Reputation: 5696
I want to use AutoFac to inject the current principal in the objects that need it. Suppose I have an object (AuthorizationValidator
) that is performing security checks. It looks something like this:
public AuthorizationValidator : IAuthorizationValidator
{
public AuthorizationValidator(IDataAccess dataAccess, IPrincipal principal)
{
// Save injected objects
...
}
public bool CheckPermission(Guid objectId, Action action)
{
// Check if we are authorized at all
if (this.principal == null)
return false;
// Check the permission in the database
...
}
}
For my web application the AuthorizationValidator is registered and I use the following registration to inject the principal:
builder.Register<IPrincipal>((c, p) => HttpContext.Current?.User);
Other type of applications use the thread's principal or something similar. All object that require the principal get the proper principal injected.

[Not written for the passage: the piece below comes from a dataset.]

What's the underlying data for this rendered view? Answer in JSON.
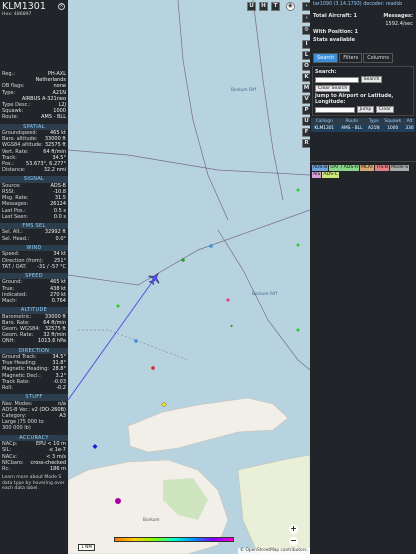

If a call is made without authorization, then AutoFac raises an exception telling me that it cannot provide the IPrincipal
object, because the factory returned null
. In this case, an empty principal is fine and shouldn't raise an exception.
Upvotes: 9
Views: 3499
Reputation: 1785
In the Autofac documentation they recommend to use the Null Object pattern for such scenarios. You could create a NullPrincipal
class that inherits from the IPrincipal
interface with a private constructor that only exposes a readonly
static
field which provides the default instance. Then you can return this instance instead of null:
builder.Register<IPrincipal>((c, p) => HttpContext.Current?.User ?? NullPrincipal.Default);
Of course you would have to update all places in your code where you are checking if the principal is null and check if it is equal to the NullPrincipal.Default
instead.
Upvotes: 11
Reputation: 5696
To solve this problem, I have created the IPrincipalFactory
interface that can obtain the current principal without going through AutoFac:
public AuthorizationValidator : IAuthorizationValidator
{
public AuthorizationValidator(IDataAccess dataAccess, IPrincipalFactory principalFactory)
{
// Save injected objects
_dataAccess = dataAccess;
_principal = principalFactory.GetCurrentPrincipal();
}
public bool CheckPermission(Guid objectId, Action action)
{
// Same as previous example
...
}
}
public interface IPrincipalFactory
{
IPrincipal GetCurrentPrincipal();
}
For the ASP.NET application I would register the following object as IPrincipalFactory:
public class IAspNetPrincipalFactory : IPrincipalFactory
{
public IPrincipal GetCurrentPrincipal() => HttpContext.Current?.User;
}
Although this works, I am not completely happy with this solution.